Si è poi intravista una mitica deputata in rosa confetto e sandalo con calza: è stata inseguita prima che scomparisse dentro l’emiciclo ma non se ne è riusciti a scoprire il nome: «Non lo so, dottore», si scusa il commesso, «sono i primi giorni, non li conosciamo tutti neanche noi, mi pare Lega o Fratelli d’Italia». Triste mistero. A metà mattina Mattia Feltri della Stampa soffia sul fuoco: «Le scarpe! Quelle dicono tutto!». In effetti ha ragione: si vedono purtroppo plateau, scarpe a punta e persino scarpe slacciate. In più si evince subito una terribile tendenza per gli uomini: quella per la scarpa “comoda”. Esiste infatti una terrificante tipologia di calzatura, soprattutto sul nero, una specie di Camper che però non lo è, che dovrebbe garantire, appunto, comodità, manco dovessero andare a correre tutto il tempo. È purtroppo trasversale: leghisti, grillini, ma se ne vedono anche tra i Pd e i Forzisti. L’alternativa – sicuramente migliore – è la Clarks: la indossa Nicola Fratoianni (in pelle) e pure il vicesegretario della Lega Lorenzo Fontana.

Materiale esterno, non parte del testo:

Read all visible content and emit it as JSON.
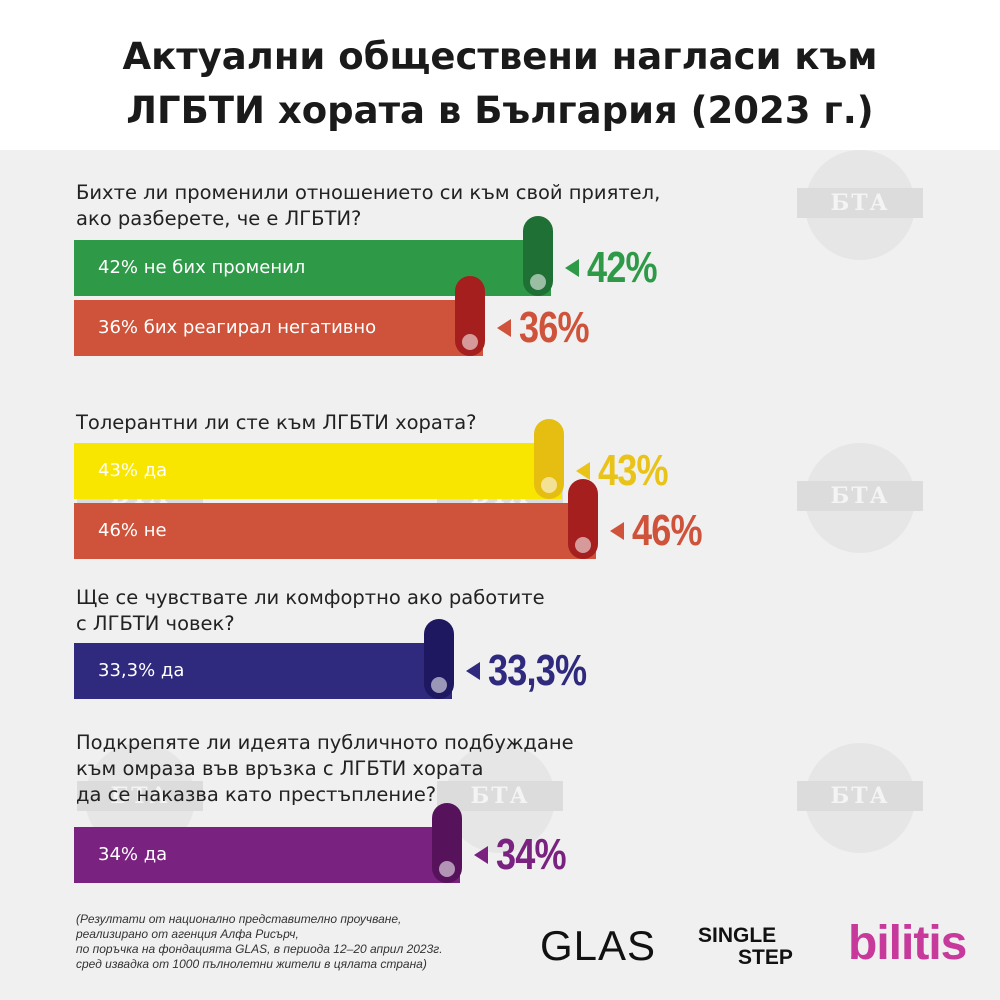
{
  "title_lines": [
    "Актуални обществени нагласи към",
    "ЛГБТИ хората в България (2023 г.)"
  ],
  "watermark_text": "БТА",
  "chart_data": {
    "type": "bar",
    "title": "Актуални обществени нагласи към ЛГБТИ хората в България (2023 г.)",
    "unit": "%",
    "groups": [
      {
        "question": [
          "Бихте ли променили отношението си към свой приятел,",
          "ако разберете, че е ЛГБТИ?"
        ],
        "bars": [
          {
            "label": "42% не бих променил",
            "value": 42,
            "value_label": "42%",
            "color": "#2e9a48",
            "roll_color": "#1f7034"
          },
          {
            "label": "36% бих реагирал негативно",
            "value": 36,
            "value_label": "36%",
            "color": "#cf533a",
            "roll_color": "#a51f1f"
          }
        ]
      },
      {
        "question": [
          "Толерантни ли сте към ЛГБТИ хората?"
        ],
        "bars": [
          {
            "label": "43% да",
            "value": 43,
            "value_label": "43%",
            "color": "#f8e500",
            "roll_color": "#e6be12",
            "pct_color": "#e9c318"
          },
          {
            "label": "46% не",
            "value": 46,
            "value_label": "46%",
            "color": "#cf533a",
            "roll_color": "#a51f1f"
          }
        ]
      },
      {
        "question": [
          "Ще се чувствате ли комфортно ако работите",
          "с ЛГБТИ човек?"
        ],
        "bars": [
          {
            "label": "33,3% да",
            "value": 33.3,
            "value_label": "33,3%",
            "color": "#2f2a7e",
            "roll_color": "#1d1860"
          }
        ]
      },
      {
        "question": [
          "Подкрепяте ли идеята публичното подбуждане",
          "към омраза във връзка с ЛГБТИ хората",
          "да се наказва като престъпление?"
        ],
        "bars": [
          {
            "label": "34% да",
            "value": 34,
            "value_label": "34%",
            "color": "#7a2280",
            "roll_color": "#56135c"
          }
        ]
      }
    ]
  },
  "footnote_lines": [
    "(Резултати от национално представително проучване,",
    "реализирано от агенция Алфа Рисърч,",
    "по поръчка  на фондацията GLAS,  в периода 12–20 април 2023г.",
    "сред извадка  от 1000 пълнолетни жители в цялата страна)"
  ],
  "logos": {
    "glas": "GLAS",
    "single_step_line1": "SINGLE",
    "single_step_line2": "STEP",
    "bilitis": "bilitis"
  }
}
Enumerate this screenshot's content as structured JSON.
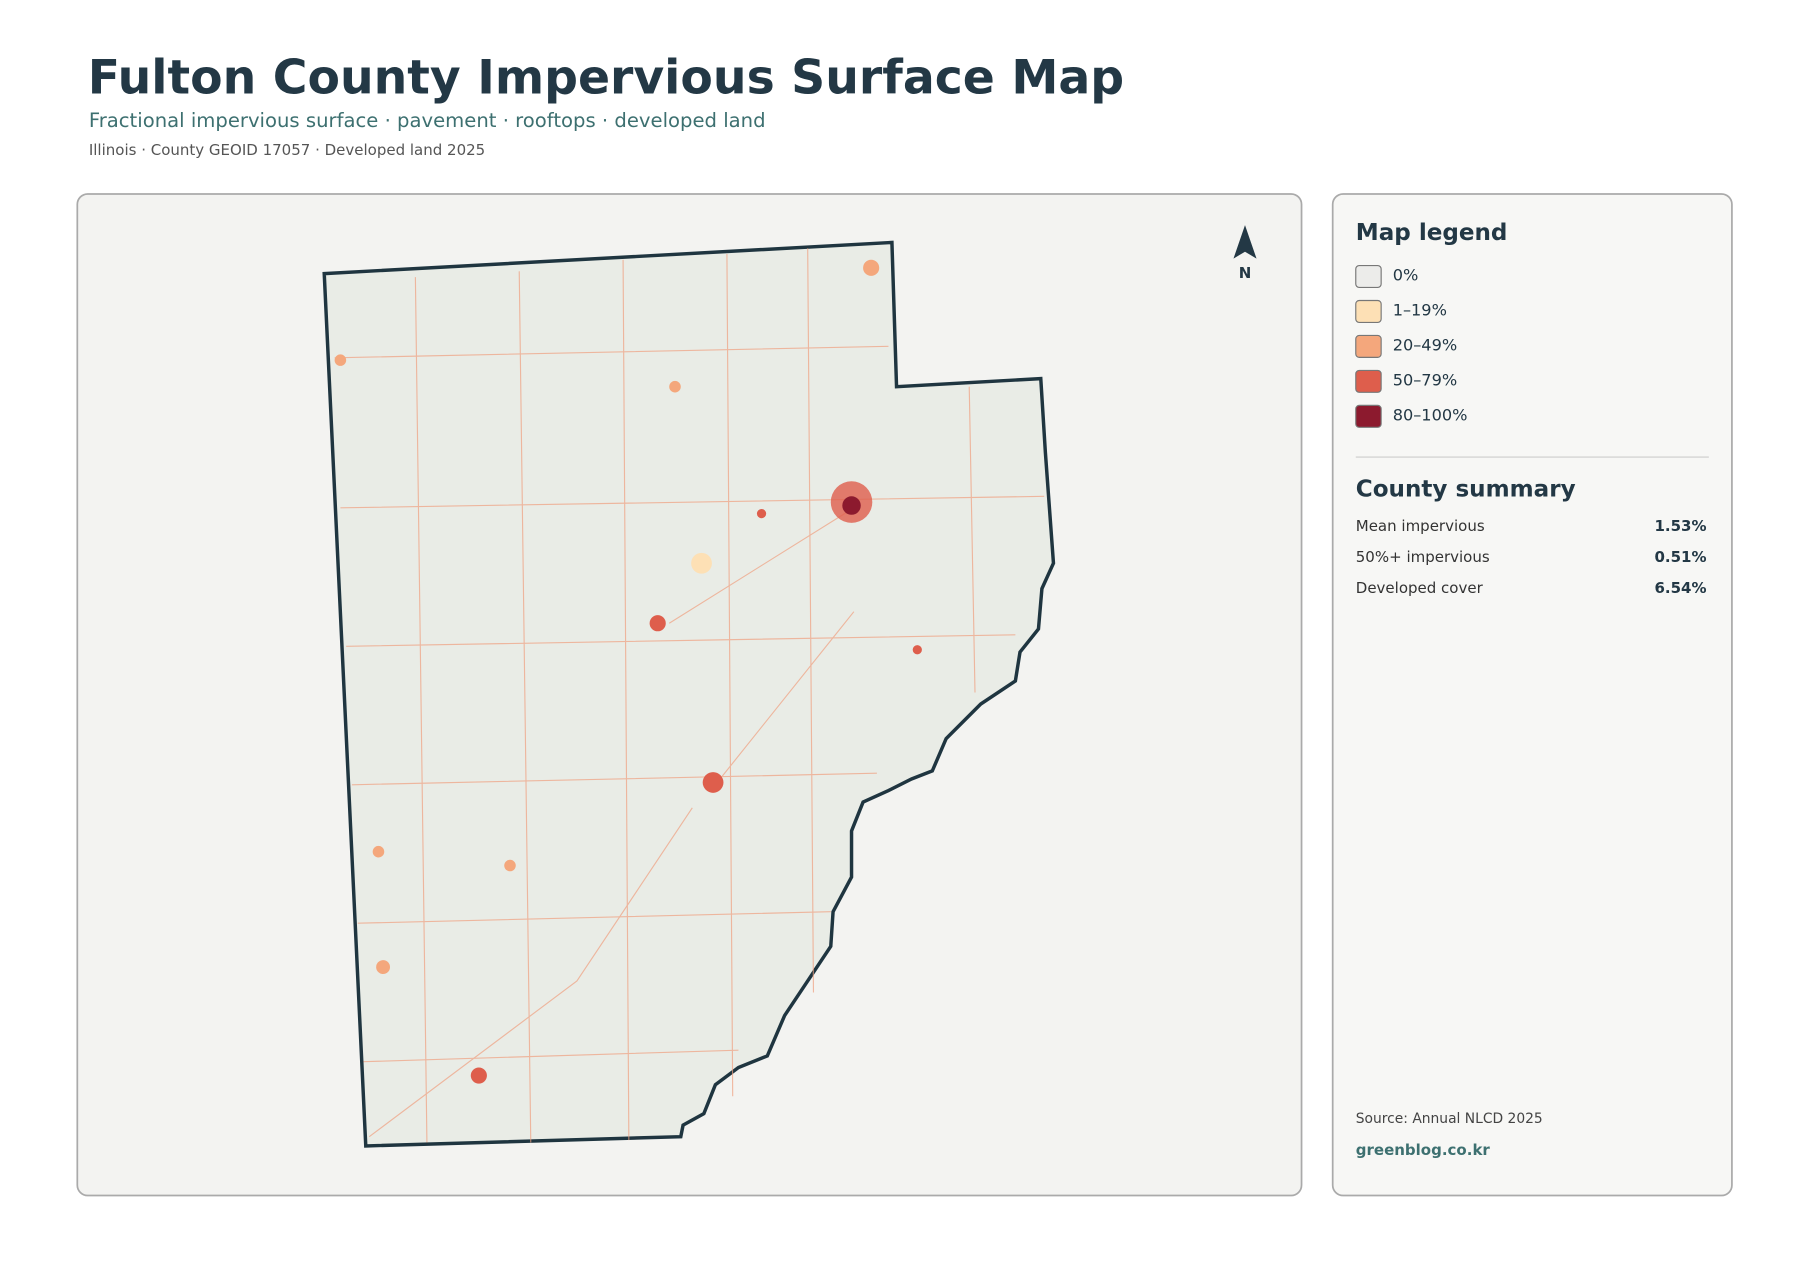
{
  "header": {
    "title": "Fulton County Impervious Surface Map",
    "subtitle": "Fractional impervious surface · pavement · rooftops · developed land",
    "meta": "Illinois · County GEOID 17057 · Developed land 2025"
  },
  "map": {
    "north_label": "N"
  },
  "legend": {
    "title": "Map legend",
    "items": [
      {
        "label": "0%",
        "color": "#ececea"
      },
      {
        "label": "1–19%",
        "color": "#fde0b5"
      },
      {
        "label": "20–49%",
        "color": "#f4a77c"
      },
      {
        "label": "50–79%",
        "color": "#de5e4c"
      },
      {
        "label": "80–100%",
        "color": "#8c1a2e"
      }
    ]
  },
  "summary": {
    "title": "County summary",
    "rows": [
      {
        "label": "Mean impervious",
        "value": "1.53%"
      },
      {
        "label": "50%+ impervious",
        "value": "0.51%"
      },
      {
        "label": "Developed cover",
        "value": "6.54%"
      }
    ]
  },
  "footer": {
    "source": "Source: Annual NLCD 2025",
    "credit": "greenblog.co.kr"
  }
}
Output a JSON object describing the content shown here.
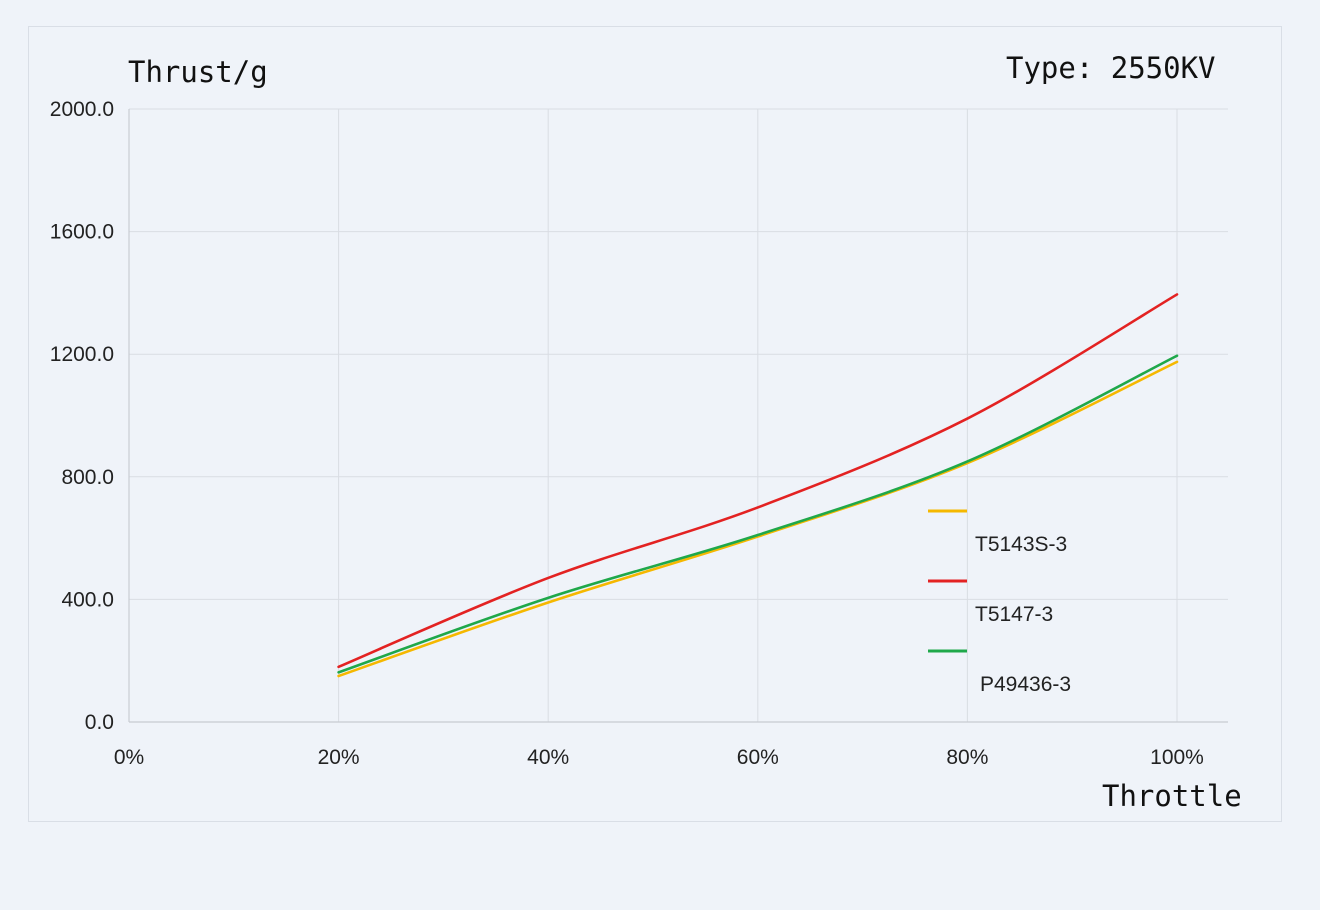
{
  "chart_data": {
    "type": "line",
    "title": "Type: 2550KV",
    "xlabel": "Throttle",
    "ylabel": "Thrust/g",
    "x_ticks": [
      "0%",
      "20%",
      "40%",
      "60%",
      "80%",
      "100%"
    ],
    "y_ticks": [
      "0.0",
      "400.0",
      "800.0",
      "1200.0",
      "1600.0",
      "2000.0"
    ],
    "xlim": [
      0,
      100
    ],
    "ylim": [
      0,
      2000
    ],
    "grid": true,
    "legend_position": "right",
    "x": [
      20,
      40,
      60,
      80,
      100
    ],
    "series": [
      {
        "name": "T5143S-3",
        "color": "#f5b800",
        "values": [
          150,
          390,
          605,
          845,
          1175
        ]
      },
      {
        "name": "T5147-3",
        "color": "#e32222",
        "values": [
          180,
          470,
          700,
          990,
          1395
        ]
      },
      {
        "name": "P49436-3",
        "color": "#1fa84a",
        "values": [
          162,
          405,
          610,
          850,
          1195
        ]
      }
    ]
  }
}
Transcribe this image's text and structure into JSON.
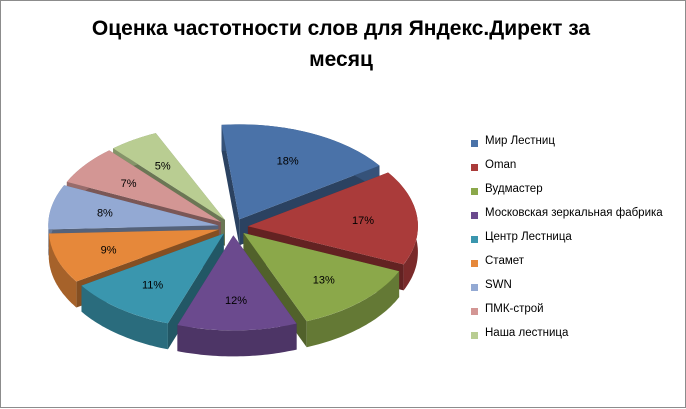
{
  "chart_data": {
    "type": "pie",
    "title": "Оценка частотности слов для Яндекс.Директ за месяц",
    "categories": [
      "Мир Лестниц",
      "Oman",
      "Вудмастер",
      "Московская зеркальная фабрика",
      "Центр Лестница",
      "Стамет",
      "SWN",
      "ПМК-строй",
      "Наша лестница"
    ],
    "values": [
      18,
      17,
      13,
      12,
      11,
      9,
      8,
      7,
      5
    ],
    "labels": [
      "18%",
      "17%",
      "13%",
      "12%",
      "11%",
      "9%",
      "8%",
      "7%",
      "5%"
    ],
    "colors": [
      "#4a72a8",
      "#aa3b3a",
      "#8ba84a",
      "#6b4a8e",
      "#3a96ae",
      "#e6883a",
      "#93a9d3",
      "#d39694",
      "#b9cd92"
    ],
    "exploded": true,
    "three_d": true,
    "legend_position": "right"
  }
}
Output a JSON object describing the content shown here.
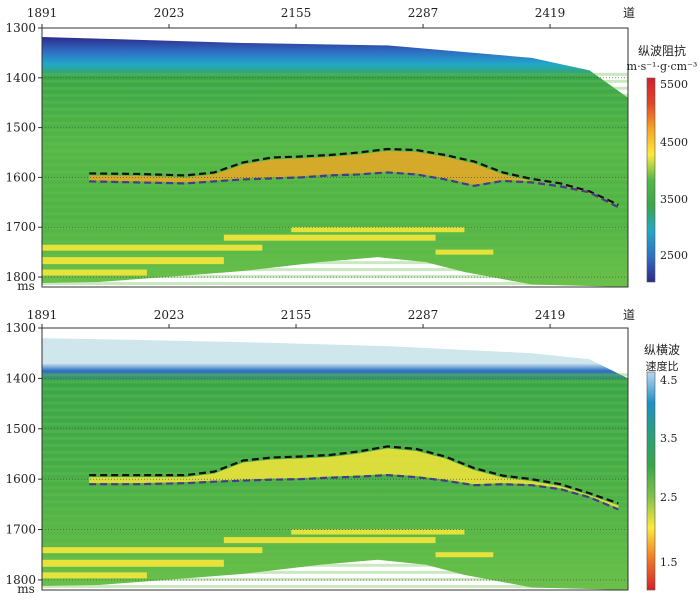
{
  "chart_data": [
    {
      "type": "heatmap",
      "title": "",
      "xlabel": "道",
      "ylabel": "ms",
      "xticks": [
        "1891",
        "2023",
        "2155",
        "2287",
        "2419"
      ],
      "yticks": [
        "1300",
        "1400",
        "1500",
        "1600",
        "1700",
        "1800"
      ],
      "xlim": [
        1891,
        2500
      ],
      "ylim": [
        1300,
        1820
      ],
      "colorbar": {
        "label_line1": "纵波阻抗",
        "label_line2": "m·s⁻¹·g·cm⁻³",
        "ticks": [
          "5500",
          "4500",
          "3500",
          "2500"
        ],
        "range": [
          2200,
          5500
        ],
        "colors": [
          "#2e2a8c",
          "#2f6fc4",
          "#22a8c8",
          "#3aa64a",
          "#55b848",
          "#ffe93a",
          "#f5a623",
          "#e2442a",
          "#d6202a"
        ]
      },
      "horizons": [
        {
          "style": "dashed-black",
          "x": [
            1940,
            1990,
            2040,
            2070,
            2100,
            2130,
            2160,
            2190,
            2220,
            2250,
            2280,
            2310,
            2340,
            2370,
            2400,
            2430,
            2460,
            2490
          ],
          "y": [
            1592,
            1593,
            1596,
            1590,
            1570,
            1560,
            1558,
            1555,
            1550,
            1543,
            1545,
            1555,
            1568,
            1590,
            1603,
            1612,
            1628,
            1655
          ]
        },
        {
          "style": "dashed-purple",
          "x": [
            1940,
            1990,
            2040,
            2070,
            2100,
            2130,
            2160,
            2190,
            2220,
            2250,
            2280,
            2310,
            2340,
            2370,
            2400,
            2430,
            2460,
            2490
          ],
          "y": [
            1608,
            1610,
            1612,
            1608,
            1604,
            1602,
            1600,
            1596,
            1594,
            1590,
            1594,
            1604,
            1617,
            1607,
            1610,
            1618,
            1630,
            1660
          ]
        }
      ]
    },
    {
      "type": "heatmap",
      "title": "",
      "xlabel": "道",
      "ylabel": "ms",
      "xticks": [
        "1891",
        "2023",
        "2155",
        "2287",
        "2419"
      ],
      "yticks": [
        "1300",
        "1400",
        "1500",
        "1600",
        "1700",
        "1800"
      ],
      "xlim": [
        1891,
        2500
      ],
      "ylim": [
        1300,
        1820
      ],
      "colorbar": {
        "label_line1": "纵横波",
        "label_line2": "速度比",
        "ticks": [
          "4.5",
          "3.5",
          "2.5",
          "1.5"
        ],
        "range": [
          1.0,
          4.5
        ],
        "colors": [
          "#d6202a",
          "#f07a24",
          "#ffe93a",
          "#7fc24a",
          "#3aa64a",
          "#2aa07a",
          "#1e8fc8",
          "#b8d8f0"
        ]
      },
      "horizons": [
        {
          "style": "dashed-black",
          "x": [
            1940,
            1990,
            2040,
            2070,
            2100,
            2130,
            2160,
            2190,
            2220,
            2250,
            2280,
            2310,
            2340,
            2370,
            2400,
            2430,
            2460,
            2490
          ],
          "y": [
            1592,
            1592,
            1592,
            1585,
            1563,
            1557,
            1555,
            1552,
            1545,
            1535,
            1540,
            1555,
            1578,
            1593,
            1600,
            1610,
            1628,
            1648
          ]
        },
        {
          "style": "dashed-purple",
          "x": [
            1940,
            1990,
            2040,
            2070,
            2100,
            2130,
            2160,
            2190,
            2220,
            2250,
            2280,
            2310,
            2340,
            2370,
            2400,
            2430,
            2460,
            2490
          ],
          "y": [
            1610,
            1610,
            1608,
            1605,
            1603,
            1601,
            1600,
            1597,
            1595,
            1592,
            1596,
            1603,
            1612,
            1610,
            1612,
            1620,
            1636,
            1660
          ]
        }
      ]
    }
  ]
}
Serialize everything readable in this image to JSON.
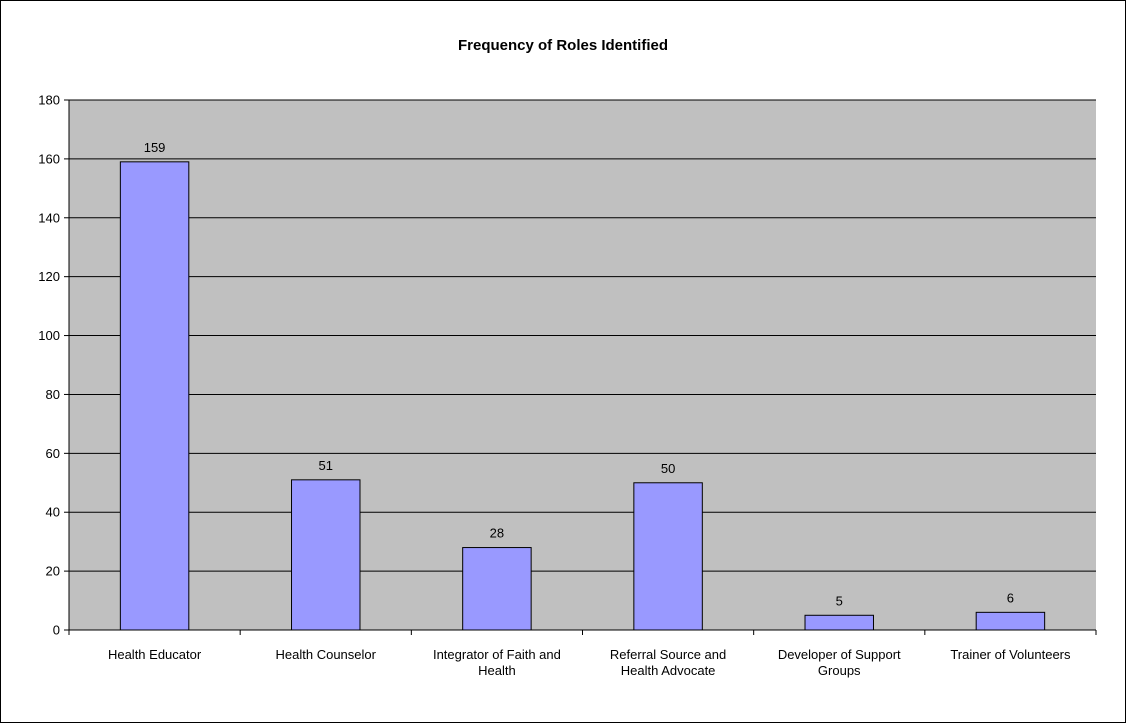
{
  "chart_data": {
    "type": "bar",
    "title": "Frequency of Roles Identified",
    "categories": [
      [
        "Health Educator"
      ],
      [
        "Health Counselor"
      ],
      [
        "Integrator of Faith and",
        "Health"
      ],
      [
        "Referral Source and",
        "Health Advocate"
      ],
      [
        "Developer of Support",
        "Groups"
      ],
      [
        "Trainer of Volunteers"
      ]
    ],
    "values": [
      159,
      51,
      28,
      50,
      5,
      6
    ],
    "data_labels": [
      "159",
      "51",
      "28",
      "50",
      "5",
      "6"
    ],
    "ylim": [
      0,
      180
    ],
    "yticks": [
      0,
      20,
      40,
      60,
      80,
      100,
      120,
      140,
      160,
      180
    ],
    "xlabel": "",
    "ylabel": "",
    "grid": true,
    "legend": false,
    "colors": {
      "plot_background": "#c0c0c0",
      "bar_fill": "#9999ff",
      "bar_stroke": "#000000",
      "gridline": "#000000"
    }
  }
}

Ce l’ha anche Filippo Sensi del Pd, ma la chiccheria è che le porta con l’abito.

Se ormai “comodità comodità” è il grido di battaglia a fare da contrappeso sono in pochi: i doppiopetto si contano sulle dita di una mano, qualche abito sartoriale, alcune scarpe serie, Brunetta in pashmina. Paladino della resistenza è Andrea Ruggieri di Forza Italia, Roma nord in purezza: abito scuro, cravatta giusta, Rayban, borsa – a occhio – da un migliaio euro. Nel Pd – anche qui, l’ironia è facilissima – va molto lo spezzato: lo portano Gennaro Migliore e anche Francesco Boccia (con giacca a quadri, tipo cravatta di Proietti in Febbre da Cavallo). Ha uno spezzato, si fa per dire, anche l’onorevole leghista Daniele Belotti, noto ultras atalantino: per lui scarpe da ginnastica chiare, jeans, camicia azzurra dalla quale spunta la t shirt bianca come negli anni Ottanta. Meglio solo un altro deputato con fermacravatta in pendant con l’orecchino scintillante.

Insomma: il peggio in passato forse è già stato toccato con la famosa cravatta a forma di pesce di Speroni; Tatarella si macchiava sempre e Spadolini non era Oscar Wilde. Leonida Bissolati nelle cerimonie indossava i guanti bianchi e i deputati del Regno vestivano in frac e cravatta. Però, c’è da chiedersi, dopo aver fatto un giro nel nuovo parlamento: verrà in futuro qualcosa di ancora più terribile di deputati che girano in aula con lo zainetto?